Double Exposure is the eighth ballet choreographed by Artistic Director Emerita Judith Jamison for Alvin Ailey American Dance Theater. The movement vocabulary in Double Exposure is unique and inventive. Combined with the electronic dimensions onstage and the dazzling Ailey dancers, Ms. Jamison has achieved a new level of choreographic prowess.
Ms. Jamison discussed the concept of Double Exposure:
"Robbi (Ruggieri) came to me with this idea. He said Double Exposure was a very interesting title for something he was working on musically. I related to it immediately. I responded to Robbi by saying that I had been interested in choreographing a male pas de deux. I was also captivated by the concept of showing two sides of one person. We are all multi-layered and multi-leveled human beings. This was a way to show two aspects of one person. The women got into the story as catalysts because in my ballets I always have some strong, powerful female figures. In that sense they broke down as three elements of one woman. Everybody thinks that the three women are me but it really is just three different ways of moving me. They are like the Greek chorus in ancient theater because they are aware of the fact that the two men are really one personality. It also has to do with the idea of the masculine-feminine qualities that each one of us encompasses."
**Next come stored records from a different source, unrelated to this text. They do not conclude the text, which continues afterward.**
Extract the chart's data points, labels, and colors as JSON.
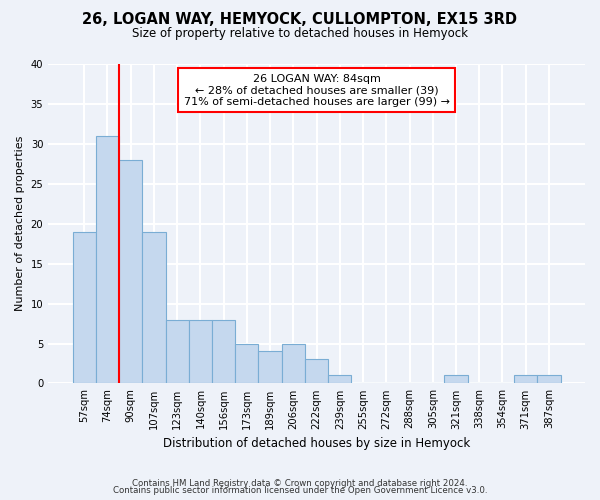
{
  "title": "26, LOGAN WAY, HEMYOCK, CULLOMPTON, EX15 3RD",
  "subtitle": "Size of property relative to detached houses in Hemyock",
  "xlabel": "Distribution of detached houses by size in Hemyock",
  "ylabel": "Number of detached properties",
  "bar_color": "#c5d8ee",
  "bar_edge_color": "#7aadd4",
  "categories": [
    "57sqm",
    "74sqm",
    "90sqm",
    "107sqm",
    "123sqm",
    "140sqm",
    "156sqm",
    "173sqm",
    "189sqm",
    "206sqm",
    "222sqm",
    "239sqm",
    "255sqm",
    "272sqm",
    "288sqm",
    "305sqm",
    "321sqm",
    "338sqm",
    "354sqm",
    "371sqm",
    "387sqm"
  ],
  "values": [
    19,
    31,
    28,
    19,
    8,
    8,
    8,
    5,
    4,
    5,
    3,
    1,
    0,
    0,
    0,
    0,
    1,
    0,
    0,
    1,
    1
  ],
  "ylim": [
    0,
    40
  ],
  "yticks": [
    0,
    5,
    10,
    15,
    20,
    25,
    30,
    35,
    40
  ],
  "annotation_title": "26 LOGAN WAY: 84sqm",
  "annotation_line1": "← 28% of detached houses are smaller (39)",
  "annotation_line2": "71% of semi-detached houses are larger (99) →",
  "property_line_index": 1.5,
  "background_color": "#eef2f9",
  "grid_color": "#ffffff",
  "footer_line1": "Contains HM Land Registry data © Crown copyright and database right 2024.",
  "footer_line2": "Contains public sector information licensed under the Open Government Licence v3.0."
}
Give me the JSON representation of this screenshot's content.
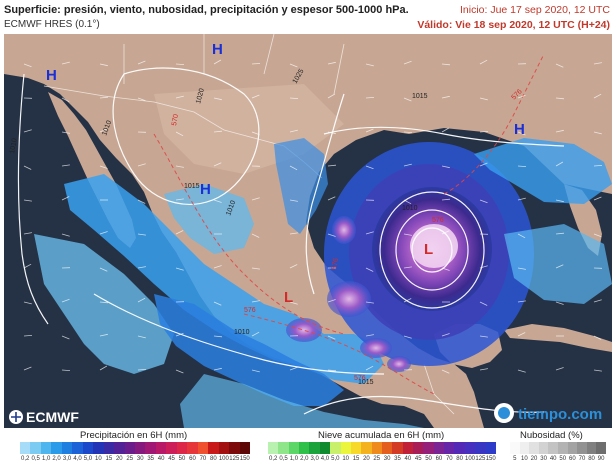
{
  "header": {
    "title": "Superficie: presión, viento, nubosidad, precipitación y espesor 500-1000 hPa.",
    "model": "ECMWF HRES (0.1°)",
    "init": "Inicio: Jue 17 sep 2020, 12 UTC",
    "valid": "Válido: Vie 18 sep 2020, 12 UTC (H+24)"
  },
  "map": {
    "pressure_centers": [
      {
        "type": "H",
        "color": "#1a2fd6"
      },
      {
        "type": "H",
        "color": "#1a2fd6"
      },
      {
        "type": "H",
        "color": "#1a2fd6"
      },
      {
        "type": "H",
        "color": "#1a2fd6"
      },
      {
        "type": "L",
        "color": "#d42a2a"
      },
      {
        "type": "L",
        "color": "#d42a2a"
      }
    ],
    "isobar_labels": [
      "1010",
      "1010",
      "1020",
      "1025",
      "1015",
      "1015",
      "1010",
      "1010",
      "1010",
      "1015"
    ],
    "thickness_labels": [
      "570",
      "576",
      "576",
      "576",
      "576",
      "576"
    ]
  },
  "branding": {
    "ecmwf": "ECMWF",
    "tiempo": "tiempo.com"
  },
  "legends": {
    "precip": {
      "title": "Precipitación en 6H (mm)",
      "ticks": [
        "0,2",
        "0,5",
        "1,0",
        "2,0",
        "3,0",
        "4,0",
        "5,0",
        "10",
        "15",
        "20",
        "25",
        "30",
        "35",
        "40",
        "45",
        "50",
        "60",
        "70",
        "80",
        "100",
        "125",
        "150"
      ],
      "colors": [
        "#a6dcf7",
        "#7ccbf2",
        "#4fb5ee",
        "#2a9be8",
        "#1f7fe0",
        "#1b63d6",
        "#1c49c9",
        "#2335b6",
        "#3a2aa3",
        "#522195",
        "#6a1c8a",
        "#86197e",
        "#a01873",
        "#b81a68",
        "#cc1e58",
        "#dc2748",
        "#e6363a",
        "#ef502e",
        "#c81818",
        "#a31010",
        "#7c0a0a",
        "#5c0606"
      ]
    },
    "snow": {
      "title": "Nieve acumulada en 6H (mm)",
      "ticks": [
        "0,2",
        "0,5",
        "1,0",
        "2,0",
        "3,0",
        "4,0",
        "5,0",
        "10",
        "15",
        "20",
        "25",
        "30",
        "35",
        "40",
        "45",
        "50",
        "60",
        "70",
        "80",
        "100",
        "125",
        "150"
      ],
      "colors": [
        "#b9f2b0",
        "#8fe58a",
        "#5dd668",
        "#2fc04a",
        "#1aa33a",
        "#0f8a2e",
        "#c8f06a",
        "#eaf53b",
        "#f6d92a",
        "#f5b21f",
        "#ef8a1c",
        "#e45e1e",
        "#d43b25",
        "#c02038",
        "#a91d57",
        "#952079",
        "#7c2494",
        "#6726a8",
        "#5429b6",
        "#4730bf",
        "#3a36c4",
        "#2e3ac8"
      ]
    },
    "cloud": {
      "title": "Nubosidad (%)",
      "ticks": [
        "5",
        "10",
        "20",
        "30",
        "40",
        "50",
        "60",
        "70",
        "80",
        "90"
      ],
      "colors": [
        "#fafafa",
        "#efefef",
        "#e1e1e1",
        "#d2d2d2",
        "#c3c3c3",
        "#b3b3b3",
        "#a3a3a3",
        "#929292",
        "#808080",
        "#6e6e6e"
      ]
    }
  }
}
"I wanted to create a 'dancey' ballet. I'm influenced by Martha Graham and material moving around, elegance and color. If you have dancers like Matthew Rushing and Glenn Sims, they give you an extra stretch of the movement that has been given to them initially in the choreographic process. And I always say when I'm working on a new ballet that the dancers' mistakes are sometimes my steps. For instance, they will fall out of something that I have given them to do and it becomes an organic transition into something else. It all boils down to a matter of trust and my belief in what their bodies are naturally doing. In one segment of Double Exposure, I tripped doing a step. I turned around and the dancers picked up the trip and all of a sudden it became part of the movement. I love working that way because that is the way Alvin used to work with me. I adore exploring and trusting those dancers to extend themselves that way in the process of making a dance."
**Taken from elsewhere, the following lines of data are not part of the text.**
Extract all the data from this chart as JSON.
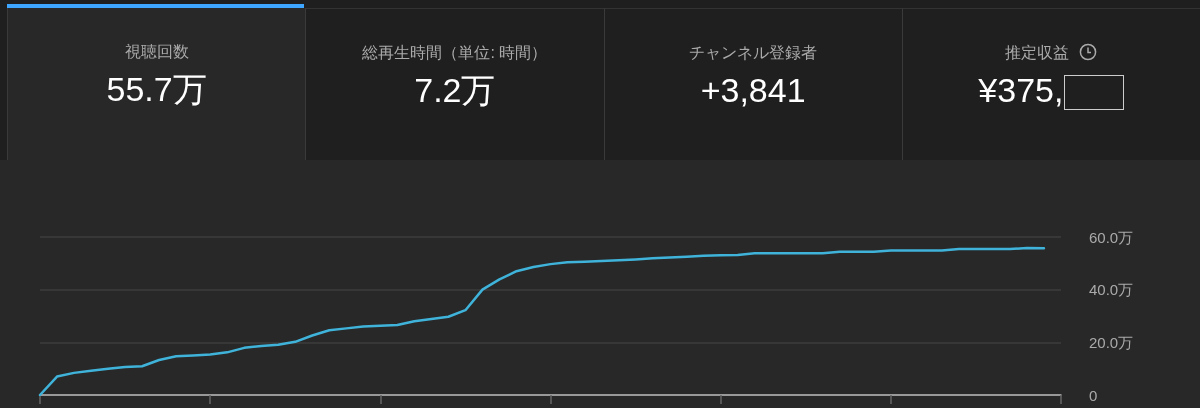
{
  "chart_data": [
    {
      "type": "other",
      "title": "視聴回数",
      "annotations": [
        "55.7万"
      ]
    },
    {
      "type": "other",
      "title": "総再生時間（単位: 時間）",
      "annotations": [
        "7.2万"
      ]
    },
    {
      "type": "other",
      "title": "チャンネル登録者",
      "annotations": [
        "+3,841"
      ]
    },
    {
      "type": "other",
      "title": "推定収益",
      "annotations": [
        "¥375,"
      ]
    },
    {
      "type": "line",
      "categories": [
        null,
        null,
        null,
        null,
        null,
        null,
        null,
        null,
        null,
        null,
        null,
        null,
        null,
        null,
        null,
        null,
        null,
        null,
        null,
        null,
        null,
        null,
        null,
        null,
        null,
        null,
        null,
        null,
        null,
        null,
        null,
        null,
        null,
        null,
        null,
        null,
        null,
        null,
        null,
        null,
        null,
        null,
        null,
        null,
        null,
        null,
        null,
        null,
        null,
        null,
        null,
        null,
        null,
        null,
        null,
        null,
        null,
        null,
        null,
        null,
        null
      ],
      "series": [
        {
          "color": "#3fb3da",
          "values": [
            0,
            7.0,
            8.4,
            9.2,
            10.0,
            10.6,
            10.9,
            13.3,
            14.7,
            15.0,
            15.4,
            16.2,
            17.9,
            18.6,
            19.1,
            20.2,
            22.6,
            24.6,
            25.3,
            26.0,
            26.3,
            26.6,
            28.0,
            28.9,
            29.7,
            32.2,
            40.0,
            43.9,
            47.0,
            48.6,
            49.7,
            50.4,
            50.6,
            50.9,
            51.2,
            51.5,
            51.9,
            52.2,
            52.5,
            52.9,
            53.1,
            53.2,
            53.8,
            53.8,
            53.8,
            53.8,
            53.8,
            54.4,
            54.4,
            54.4,
            54.9,
            54.9,
            54.9,
            54.9,
            55.4,
            55.4,
            55.4,
            55.4,
            55.8,
            55.7,
            null
          ]
        }
      ],
      "ylim": [
        0,
        60
      ],
      "yticks": [
        0,
        {
          "value": 20,
          "label": "20.0万"
        },
        {
          "value": 40,
          "label": "40.0万"
        },
        {
          "value": 60,
          "label": "60.0万"
        }
      ],
      "grid": "y",
      "tick_labels": "y",
      "marker": "none",
      "line_style": "solid"
    }
  ]
}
"I wasn't exactly trying to reach another level of movement. This is what came out of me in the creative process. I did know that I wanted to appreciate each woman's idiosyncracies and I love to work the men in tandem. John Butler used to make me crazy watching what he would do with his dancers in tandem." Ms. Jamison found it especially interesting to pair dancers of different sizes and explore the implications of that in partnering work. "The cantilever transitions were fascinating to work with choreographically. That is what pas de deux is all about: struggle, balance, off-balance, tension."
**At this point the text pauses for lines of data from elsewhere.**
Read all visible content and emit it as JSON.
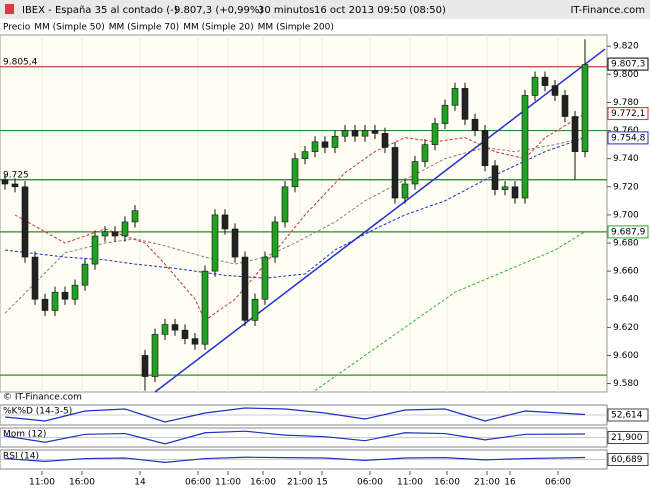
{
  "chart_data": {
    "type": "candlestick",
    "header": {
      "instrument": "IBEX - España 35 al contado (-)",
      "price": "9.807,3 (+0,99%)",
      "interval": "30 minutos",
      "date": "16 oct 2013 09:50 (08:50)",
      "brand": "IT-Finance.com"
    },
    "copyright": "© IT-Finance.com",
    "candles": {
      "name": "Precio",
      "up_color": "#22a022",
      "down_color": "#222222",
      "x": [
        0,
        1,
        2,
        3,
        4,
        5,
        6,
        7,
        8,
        9,
        10,
        11,
        12,
        13,
        14,
        15,
        16,
        17,
        18,
        19,
        20,
        21,
        22,
        23,
        24,
        25,
        26,
        27,
        28,
        29,
        30,
        31,
        32,
        33,
        34,
        35,
        36,
        37,
        38,
        39,
        40,
        41,
        42,
        43,
        44,
        45,
        46,
        47,
        48,
        49,
        50,
        51,
        52,
        53,
        54,
        55,
        56,
        57,
        58
      ],
      "open": [
        9725,
        9722,
        9720,
        9670,
        9640,
        9632,
        9645,
        9640,
        9650,
        9665,
        9685,
        9688,
        9685,
        9695,
        9600,
        9585,
        9615,
        9622,
        9618,
        9612,
        9608,
        9660,
        9700,
        9690,
        9670,
        9625,
        9640,
        9670,
        9695,
        9720,
        9740,
        9745,
        9752,
        9748,
        9756,
        9760,
        9756,
        9760,
        9758,
        9748,
        9712,
        9722,
        9738,
        9750,
        9765,
        9778,
        9790,
        9768,
        9760,
        9735,
        9718,
        9720,
        9712,
        9785,
        9798,
        9792,
        9785,
        9770,
        9745
      ],
      "high": [
        9729,
        9726,
        9724,
        9674,
        9644,
        9649,
        9649,
        9654,
        9669,
        9689,
        9692,
        9692,
        9699,
        9707,
        9604,
        9619,
        9626,
        9626,
        9622,
        9616,
        9664,
        9704,
        9704,
        9694,
        9674,
        9644,
        9674,
        9699,
        9724,
        9744,
        9749,
        9756,
        9756,
        9760,
        9764,
        9764,
        9764,
        9764,
        9762,
        9752,
        9726,
        9742,
        9754,
        9769,
        9782,
        9794,
        9794,
        9772,
        9764,
        9739,
        9724,
        9724,
        9789,
        9802,
        9802,
        9796,
        9789,
        9774,
        9825
      ],
      "low": [
        9718,
        9716,
        9666,
        9636,
        9628,
        9628,
        9636,
        9636,
        9646,
        9661,
        9681,
        9681,
        9681,
        9691,
        9575,
        9581,
        9611,
        9614,
        9608,
        9604,
        9604,
        9656,
        9686,
        9666,
        9621,
        9621,
        9636,
        9666,
        9691,
        9716,
        9736,
        9741,
        9744,
        9744,
        9752,
        9752,
        9752,
        9754,
        9744,
        9708,
        9708,
        9718,
        9734,
        9746,
        9761,
        9774,
        9764,
        9756,
        9731,
        9714,
        9714,
        9708,
        9708,
        9781,
        9788,
        9781,
        9766,
        9725,
        9741
      ],
      "close": [
        9722,
        9720,
        9670,
        9640,
        9632,
        9645,
        9640,
        9650,
        9665,
        9685,
        9688,
        9685,
        9695,
        9703,
        9585,
        9615,
        9622,
        9618,
        9612,
        9608,
        9660,
        9700,
        9690,
        9670,
        9625,
        9640,
        9670,
        9695,
        9720,
        9740,
        9745,
        9752,
        9748,
        9756,
        9760,
        9756,
        9760,
        9758,
        9748,
        9712,
        9722,
        9738,
        9750,
        9765,
        9778,
        9790,
        9768,
        9760,
        9735,
        9718,
        9720,
        9712,
        9785,
        9798,
        9792,
        9785,
        9770,
        9745,
        9807
      ]
    },
    "series": [
      {
        "name": "MM (Simple 50)",
        "color": "#808080",
        "dash": true,
        "x": [
          0,
          6,
          10,
          13,
          16,
          20,
          23,
          26,
          29,
          33,
          36,
          40,
          44,
          48,
          51,
          55,
          58
        ],
        "values": [
          9630,
          9673,
          9680,
          9683,
          9678,
          9670,
          9665,
          9670,
          9680,
          9695,
          9710,
          9725,
          9740,
          9748,
          9745,
          9750,
          9755
        ]
      },
      {
        "name": "MM (Simple 70)",
        "color": "#2030c0",
        "dash": true,
        "x": [
          0,
          6,
          10,
          13,
          17,
          22,
          26,
          30,
          33,
          37,
          40,
          44,
          48,
          51,
          54,
          58
        ],
        "values": [
          9675,
          9670,
          9668,
          9665,
          9662,
          9657,
          9655,
          9658,
          9675,
          9690,
          9700,
          9710,
          9725,
          9735,
          9745,
          9755
        ]
      },
      {
        "name": "MM (Simple 20)",
        "color": "#d03030",
        "dash": true,
        "x": [
          1,
          6,
          10,
          14,
          16,
          19,
          20,
          23,
          26,
          30,
          34,
          37,
          40,
          43,
          46,
          49,
          52,
          54,
          58
        ],
        "values": [
          9700,
          9680,
          9690,
          9680,
          9665,
          9640,
          9625,
          9640,
          9665,
          9700,
          9730,
          9745,
          9755,
          9752,
          9755,
          9745,
          9740,
          9755,
          9772
        ]
      },
      {
        "name": "MM (Simple 200)",
        "color": "#30b030",
        "dash": true,
        "x": [
          31,
          36,
          40,
          45,
          50,
          55,
          58
        ],
        "values": [
          9575,
          9600,
          9620,
          9645,
          9660,
          9675,
          9688
        ]
      }
    ],
    "trendline": {
      "color": "#2030d0",
      "x": [
        15,
        60
      ],
      "values": [
        9574,
        9818
      ]
    },
    "hlines": [
      {
        "value": 9805.4,
        "color": "#c04040",
        "label": "9.805,4"
      },
      {
        "value": 9760,
        "color": "#2e8b2e"
      },
      {
        "value": 9725,
        "color": "#1e7b1e",
        "label": "9.725"
      },
      {
        "value": 9687.9,
        "color": "#2e8b2e"
      },
      {
        "value": 9586,
        "color": "#2e8b2e"
      }
    ],
    "price_boxes": [
      {
        "value": 9807.3,
        "label": "9.807,3",
        "color": "#000000"
      },
      {
        "value": 9772.1,
        "label": "9.772,1",
        "color": "#d03030"
      },
      {
        "value": 9754.8,
        "label": "9.754,8",
        "color": "#2030c0"
      },
      {
        "value": 9687.9,
        "label": "9.687,9",
        "color": "#30a030"
      }
    ],
    "xlim": [
      -0.5,
      60.2
    ],
    "ylim": [
      9574,
      9828
    ],
    "yticks": [
      {
        "value": 9820,
        "label": "9.820"
      },
      {
        "value": 9800,
        "label": "9.800"
      },
      {
        "value": 9780,
        "label": "9.780"
      },
      {
        "value": 9760,
        "label": "9.760"
      },
      {
        "value": 9740,
        "label": "9.740"
      },
      {
        "value": 9720,
        "label": "9.720"
      },
      {
        "value": 9700,
        "label": "9.700"
      },
      {
        "value": 9680,
        "label": "9.680"
      },
      {
        "value": 9660,
        "label": "9.660"
      },
      {
        "value": 9640,
        "label": "9.640"
      },
      {
        "value": 9620,
        "label": "9.620"
      },
      {
        "value": 9600,
        "label": "9.600"
      },
      {
        "value": 9580,
        "label": "9.580"
      }
    ],
    "xticks": [
      {
        "value": 3.7,
        "label": "11:00"
      },
      {
        "value": 7.7,
        "label": "16:00"
      },
      {
        "value": 13.5,
        "label": "14"
      },
      {
        "value": 19.3,
        "label": "06:00"
      },
      {
        "value": 22.3,
        "label": "11:00"
      },
      {
        "value": 25.8,
        "label": "16:00"
      },
      {
        "value": 29.5,
        "label": "21:00"
      },
      {
        "value": 31.7,
        "label": "15"
      },
      {
        "value": 36.5,
        "label": "06:00"
      },
      {
        "value": 40.5,
        "label": "11:00"
      },
      {
        "value": 44.2,
        "label": "16:00"
      },
      {
        "value": 48.2,
        "label": "21:00"
      },
      {
        "value": 50.5,
        "label": "16"
      },
      {
        "value": 55.3,
        "label": "06:00"
      }
    ],
    "indicators": [
      {
        "name": "%K%D (14-3-5)",
        "color": "#2030c0",
        "fill": "#e0b0c8",
        "ylim": [
          0,
          100
        ],
        "x": [
          0,
          4,
          8,
          12,
          16,
          20,
          24,
          28,
          32,
          36,
          40,
          44,
          48,
          52,
          58
        ],
        "values": [
          40,
          20,
          70,
          80,
          15,
          60,
          85,
          80,
          60,
          30,
          75,
          80,
          20,
          70,
          52.614
        ],
        "last": {
          "value": 52.614,
          "label": "52,614"
        }
      },
      {
        "name": "Mom (12)",
        "color": "#2030c0",
        "fill": "#b8d8b0",
        "ylim": [
          -60,
          60
        ],
        "x": [
          0,
          4,
          8,
          12,
          16,
          20,
          24,
          28,
          32,
          36,
          40,
          44,
          48,
          52,
          58
        ],
        "values": [
          10,
          -30,
          20,
          25,
          -40,
          30,
          40,
          15,
          5,
          -20,
          30,
          25,
          -15,
          20,
          21.9
        ],
        "last": {
          "value": 21.9,
          "label": "21,900"
        }
      },
      {
        "name": "RSI (14)",
        "color": "#2030c0",
        "fill": "#c8c8e8",
        "ylim": [
          0,
          100
        ],
        "x": [
          0,
          4,
          8,
          12,
          16,
          20,
          24,
          28,
          32,
          36,
          40,
          44,
          48,
          52,
          58
        ],
        "values": [
          55,
          40,
          55,
          58,
          35,
          55,
          62,
          60,
          58,
          45,
          58,
          60,
          48,
          55,
          60.689
        ],
        "last": {
          "value": 60.689,
          "label": "60,689"
        }
      }
    ]
  }
}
"My second cast of men, Jeffrey Gerodias and Clifton Brown, are beautiful too. It is a different feeling with them, a younger version of maturity or an aching youthfulness. There is more of an innocence to their performance, whereas Matthew and Glenn have a weight to theirs. And the way they are affected by the women has another feel to it altogether. When Matthew and Glenn touch the women, it is like shock waves are coming off the women. There is a cognizance by the men that these women are there to help them get to the next level they need to reach. In the second cast, the women are almost not real, they are like spirits."
"I choreographed the dance first and then layered it with the technological mechanics later. Technology was new to me and I had seen Mark Coniglio's performance downtown. His ability to marry what was happening on stage with the cameras and film was absolutely fascinating. I'm just at the tip of the iceberg now and I'm starting to find out about these mechanics. When he said that I could have a camera in the hand of a dancer and it wouldn't be any bigger than a battery pack, I was thrilled and he engineered that for me."
"For me, what is happening on stage is real. I need the audience to know that we didn't film this ahead of time. It's spontaneous. It is a whole different perspective of looking at movement and dance together with film. I am excited to see how Double Exposure looks and feels on different stages. Every time the dancers perform the piece it goes into another dimension. It evolves and creates its own territory. The dancers create their own space and are challenged by making things move or get out of their way so that they can reach the next plateau. It is certainly an intimate and generous experience simultaneously, which is hard to attain. But that is what Alvin Ailey was all about: the ability to see things from a different point of view. He encouraged us to make room for the possibilities in order to take us on another journey. It's an additional kind of exposure!"